"Take them into the forecastle for to-night. Secure the two sick men as well," was the reply.

"Just Heaven, what a cruel thing a British conscience is!" exclaimed Baptiste, with a loud, scornful laugh. He was intoxicated with the successful issue of his scheme. "I, the man without scruples, would have mercifully killed these men outright. You, the man of conscience, shrink from doing so, but are willing to shut them up in the pestilential hole yonder, so that an agonising fever may kill them for you. Do you really flatter yourself, oh, self-deceiver, that you in this way absolve your soul from the guilt?"

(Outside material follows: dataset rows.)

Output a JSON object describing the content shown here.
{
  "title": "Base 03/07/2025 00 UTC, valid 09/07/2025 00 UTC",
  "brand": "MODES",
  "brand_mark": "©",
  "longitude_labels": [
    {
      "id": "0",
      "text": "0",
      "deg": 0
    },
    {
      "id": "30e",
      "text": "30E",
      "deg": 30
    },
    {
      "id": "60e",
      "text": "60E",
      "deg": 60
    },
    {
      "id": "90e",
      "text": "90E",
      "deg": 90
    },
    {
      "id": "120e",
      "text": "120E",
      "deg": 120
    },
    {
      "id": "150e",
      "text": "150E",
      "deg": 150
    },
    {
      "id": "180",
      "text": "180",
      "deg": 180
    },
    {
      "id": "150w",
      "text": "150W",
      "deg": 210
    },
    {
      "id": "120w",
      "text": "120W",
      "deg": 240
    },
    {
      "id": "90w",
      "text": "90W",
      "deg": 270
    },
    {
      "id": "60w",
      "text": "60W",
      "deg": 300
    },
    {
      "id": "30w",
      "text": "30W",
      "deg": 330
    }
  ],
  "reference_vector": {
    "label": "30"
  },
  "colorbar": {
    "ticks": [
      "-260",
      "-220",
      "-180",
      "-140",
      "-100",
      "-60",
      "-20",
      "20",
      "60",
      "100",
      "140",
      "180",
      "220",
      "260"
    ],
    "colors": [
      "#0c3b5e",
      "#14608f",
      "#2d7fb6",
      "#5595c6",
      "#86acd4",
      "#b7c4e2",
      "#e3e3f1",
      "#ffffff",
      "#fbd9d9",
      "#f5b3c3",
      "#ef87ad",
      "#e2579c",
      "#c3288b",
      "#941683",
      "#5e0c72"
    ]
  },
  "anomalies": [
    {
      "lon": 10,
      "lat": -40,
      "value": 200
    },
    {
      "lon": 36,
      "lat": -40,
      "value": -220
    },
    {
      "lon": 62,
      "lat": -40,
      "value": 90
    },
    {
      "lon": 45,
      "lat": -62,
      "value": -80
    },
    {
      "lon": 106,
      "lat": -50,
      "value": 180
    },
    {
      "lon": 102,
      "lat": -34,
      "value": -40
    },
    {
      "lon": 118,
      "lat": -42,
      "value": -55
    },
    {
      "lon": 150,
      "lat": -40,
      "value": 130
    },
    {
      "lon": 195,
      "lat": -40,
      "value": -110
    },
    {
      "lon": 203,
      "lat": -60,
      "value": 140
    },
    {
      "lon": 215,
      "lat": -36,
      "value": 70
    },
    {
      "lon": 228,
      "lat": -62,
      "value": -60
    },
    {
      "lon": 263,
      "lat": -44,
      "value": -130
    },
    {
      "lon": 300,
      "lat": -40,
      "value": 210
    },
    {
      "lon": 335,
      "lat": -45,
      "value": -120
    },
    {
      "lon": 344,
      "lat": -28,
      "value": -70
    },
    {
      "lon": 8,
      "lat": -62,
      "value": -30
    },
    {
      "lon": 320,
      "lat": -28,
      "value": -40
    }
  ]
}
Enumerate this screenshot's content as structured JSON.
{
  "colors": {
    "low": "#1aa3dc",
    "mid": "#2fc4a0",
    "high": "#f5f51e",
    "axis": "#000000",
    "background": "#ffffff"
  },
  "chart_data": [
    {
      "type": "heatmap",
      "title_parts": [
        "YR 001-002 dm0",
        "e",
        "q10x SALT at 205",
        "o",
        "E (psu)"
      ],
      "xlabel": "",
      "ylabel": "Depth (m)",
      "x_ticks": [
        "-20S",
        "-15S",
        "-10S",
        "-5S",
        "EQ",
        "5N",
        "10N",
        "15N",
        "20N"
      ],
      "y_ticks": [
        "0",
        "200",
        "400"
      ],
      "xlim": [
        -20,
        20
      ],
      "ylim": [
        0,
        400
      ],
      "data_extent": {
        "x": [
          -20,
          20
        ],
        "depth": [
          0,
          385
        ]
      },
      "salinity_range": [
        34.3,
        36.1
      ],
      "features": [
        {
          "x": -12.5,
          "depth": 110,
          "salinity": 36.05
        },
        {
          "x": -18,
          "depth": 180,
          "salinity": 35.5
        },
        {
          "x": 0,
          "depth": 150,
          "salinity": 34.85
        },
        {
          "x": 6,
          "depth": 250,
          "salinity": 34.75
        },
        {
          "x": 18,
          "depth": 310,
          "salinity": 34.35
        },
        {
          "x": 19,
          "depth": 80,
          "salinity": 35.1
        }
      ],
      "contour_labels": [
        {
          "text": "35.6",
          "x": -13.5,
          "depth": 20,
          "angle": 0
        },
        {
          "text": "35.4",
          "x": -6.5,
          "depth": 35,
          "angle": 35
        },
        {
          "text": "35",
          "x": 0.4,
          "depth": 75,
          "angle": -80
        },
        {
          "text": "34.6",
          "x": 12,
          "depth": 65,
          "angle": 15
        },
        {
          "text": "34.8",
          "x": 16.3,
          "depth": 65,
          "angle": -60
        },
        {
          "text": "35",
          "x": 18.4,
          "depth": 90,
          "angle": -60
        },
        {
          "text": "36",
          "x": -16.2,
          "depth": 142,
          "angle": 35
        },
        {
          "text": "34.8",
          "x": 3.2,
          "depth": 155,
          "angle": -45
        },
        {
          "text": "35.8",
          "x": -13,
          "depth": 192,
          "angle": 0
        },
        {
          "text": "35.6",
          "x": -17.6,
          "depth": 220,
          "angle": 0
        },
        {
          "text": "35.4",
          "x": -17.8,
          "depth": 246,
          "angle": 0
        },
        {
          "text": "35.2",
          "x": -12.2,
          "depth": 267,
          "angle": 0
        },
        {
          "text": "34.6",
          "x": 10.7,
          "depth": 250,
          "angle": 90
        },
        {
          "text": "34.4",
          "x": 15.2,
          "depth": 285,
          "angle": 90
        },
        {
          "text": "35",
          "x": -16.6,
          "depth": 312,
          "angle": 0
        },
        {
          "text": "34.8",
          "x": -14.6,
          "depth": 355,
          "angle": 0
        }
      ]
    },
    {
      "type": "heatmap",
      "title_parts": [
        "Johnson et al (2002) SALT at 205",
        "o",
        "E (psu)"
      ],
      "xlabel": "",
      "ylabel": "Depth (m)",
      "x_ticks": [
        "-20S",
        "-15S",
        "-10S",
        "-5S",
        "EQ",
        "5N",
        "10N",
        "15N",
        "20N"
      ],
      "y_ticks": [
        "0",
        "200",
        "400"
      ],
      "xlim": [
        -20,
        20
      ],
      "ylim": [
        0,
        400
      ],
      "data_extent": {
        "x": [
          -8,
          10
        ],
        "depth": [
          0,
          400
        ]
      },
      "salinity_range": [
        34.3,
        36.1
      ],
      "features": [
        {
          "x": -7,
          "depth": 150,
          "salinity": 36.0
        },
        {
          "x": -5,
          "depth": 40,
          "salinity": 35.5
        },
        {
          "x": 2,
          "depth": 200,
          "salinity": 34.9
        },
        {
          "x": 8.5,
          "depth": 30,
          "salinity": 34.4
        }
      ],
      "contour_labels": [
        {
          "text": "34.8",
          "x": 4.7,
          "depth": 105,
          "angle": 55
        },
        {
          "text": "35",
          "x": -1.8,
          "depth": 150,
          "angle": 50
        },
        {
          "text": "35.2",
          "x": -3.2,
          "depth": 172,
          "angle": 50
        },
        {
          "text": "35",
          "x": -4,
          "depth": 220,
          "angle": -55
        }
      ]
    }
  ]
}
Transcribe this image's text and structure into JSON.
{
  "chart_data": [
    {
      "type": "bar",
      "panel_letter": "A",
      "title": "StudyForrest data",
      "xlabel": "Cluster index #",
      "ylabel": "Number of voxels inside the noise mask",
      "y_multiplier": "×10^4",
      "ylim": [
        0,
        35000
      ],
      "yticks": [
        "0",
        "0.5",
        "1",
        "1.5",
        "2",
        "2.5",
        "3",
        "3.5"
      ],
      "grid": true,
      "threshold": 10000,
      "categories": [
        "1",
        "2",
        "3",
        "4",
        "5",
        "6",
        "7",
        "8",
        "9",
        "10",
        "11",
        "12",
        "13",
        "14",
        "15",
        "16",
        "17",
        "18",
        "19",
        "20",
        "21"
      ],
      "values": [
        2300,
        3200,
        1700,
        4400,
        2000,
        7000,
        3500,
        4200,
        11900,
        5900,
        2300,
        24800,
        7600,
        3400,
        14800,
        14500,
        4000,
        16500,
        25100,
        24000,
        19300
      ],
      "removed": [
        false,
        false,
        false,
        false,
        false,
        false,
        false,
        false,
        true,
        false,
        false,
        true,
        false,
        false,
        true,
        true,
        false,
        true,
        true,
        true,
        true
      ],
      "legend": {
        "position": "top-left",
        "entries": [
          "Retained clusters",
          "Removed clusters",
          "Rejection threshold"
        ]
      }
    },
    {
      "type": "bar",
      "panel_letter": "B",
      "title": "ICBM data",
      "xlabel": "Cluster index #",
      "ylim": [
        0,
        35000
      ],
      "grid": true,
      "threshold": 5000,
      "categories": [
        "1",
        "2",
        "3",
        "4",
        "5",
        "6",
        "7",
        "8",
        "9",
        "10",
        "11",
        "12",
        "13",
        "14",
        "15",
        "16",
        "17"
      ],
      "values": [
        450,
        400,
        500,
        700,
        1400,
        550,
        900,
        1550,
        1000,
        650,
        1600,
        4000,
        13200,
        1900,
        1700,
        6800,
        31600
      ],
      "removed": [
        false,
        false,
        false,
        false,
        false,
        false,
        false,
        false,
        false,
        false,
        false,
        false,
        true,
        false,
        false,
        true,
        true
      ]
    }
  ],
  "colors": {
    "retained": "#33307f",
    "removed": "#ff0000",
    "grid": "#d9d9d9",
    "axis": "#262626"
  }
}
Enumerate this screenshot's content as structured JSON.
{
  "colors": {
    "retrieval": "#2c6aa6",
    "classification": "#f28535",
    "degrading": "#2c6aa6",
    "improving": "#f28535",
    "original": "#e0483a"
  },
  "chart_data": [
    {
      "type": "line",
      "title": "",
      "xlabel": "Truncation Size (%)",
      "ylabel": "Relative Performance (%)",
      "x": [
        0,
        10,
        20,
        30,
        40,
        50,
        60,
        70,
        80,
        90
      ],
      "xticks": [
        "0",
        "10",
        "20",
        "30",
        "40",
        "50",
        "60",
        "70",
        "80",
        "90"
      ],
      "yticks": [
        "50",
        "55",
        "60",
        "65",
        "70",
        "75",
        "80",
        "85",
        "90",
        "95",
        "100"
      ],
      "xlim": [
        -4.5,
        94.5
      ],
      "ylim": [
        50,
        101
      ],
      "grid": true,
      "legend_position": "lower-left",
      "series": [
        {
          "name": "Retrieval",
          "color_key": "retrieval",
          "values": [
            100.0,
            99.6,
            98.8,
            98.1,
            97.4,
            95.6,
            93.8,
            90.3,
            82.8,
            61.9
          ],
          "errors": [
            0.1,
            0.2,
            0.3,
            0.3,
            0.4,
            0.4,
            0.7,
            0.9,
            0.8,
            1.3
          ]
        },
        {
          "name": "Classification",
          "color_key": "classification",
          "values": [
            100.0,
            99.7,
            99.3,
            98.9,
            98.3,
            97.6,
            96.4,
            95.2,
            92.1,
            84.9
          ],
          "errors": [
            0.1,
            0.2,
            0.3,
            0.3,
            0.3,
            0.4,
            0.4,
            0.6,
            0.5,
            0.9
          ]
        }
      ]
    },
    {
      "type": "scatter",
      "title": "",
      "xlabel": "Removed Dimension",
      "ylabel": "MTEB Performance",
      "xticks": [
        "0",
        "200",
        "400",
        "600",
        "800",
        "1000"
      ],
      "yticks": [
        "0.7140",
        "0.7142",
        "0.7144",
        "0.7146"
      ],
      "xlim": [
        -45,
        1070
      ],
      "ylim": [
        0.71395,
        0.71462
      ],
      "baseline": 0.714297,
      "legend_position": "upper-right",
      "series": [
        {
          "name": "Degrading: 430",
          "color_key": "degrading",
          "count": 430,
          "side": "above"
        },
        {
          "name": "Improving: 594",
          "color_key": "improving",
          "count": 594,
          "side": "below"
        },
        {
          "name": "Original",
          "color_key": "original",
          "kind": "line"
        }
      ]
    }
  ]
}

"Silence!" cried Carew angrily. The man's words had hit the mark. Some such vain idea had indeed crossed the warped mind. Arguments of a like sophistical nature were always now vaguely occurring to him, and he took care not to reason them out, being conscious of the fallacy of them, yet cherishing them. A form of moral insanity this, and not an uncommon one.

El Chico, who was standing by, heard Carew's last words. "Do you want us to die of the fever too, captain?" he grumbled. "Who's going to stand sentry over the prisoners in that poisonous forecastle?"

Carew saw the force of this objection.

"Then put them in a row along the bulwark and lash each one to a ring-bolt," he said.

"That is a better plan," remarked Baptiste; "we can thus keep our eyes on them without leaving the deck. El Chico, you keep watch for two hours, while the rest of us sleep. We require rest after our exciting day's work; and as for me, that cut over the head makes me feel rather queer."

"See, here comes the wind," cried Carew.

The clouds towards the east had opened out, revealing a patch of starry sky, and a light breeze had sprung up.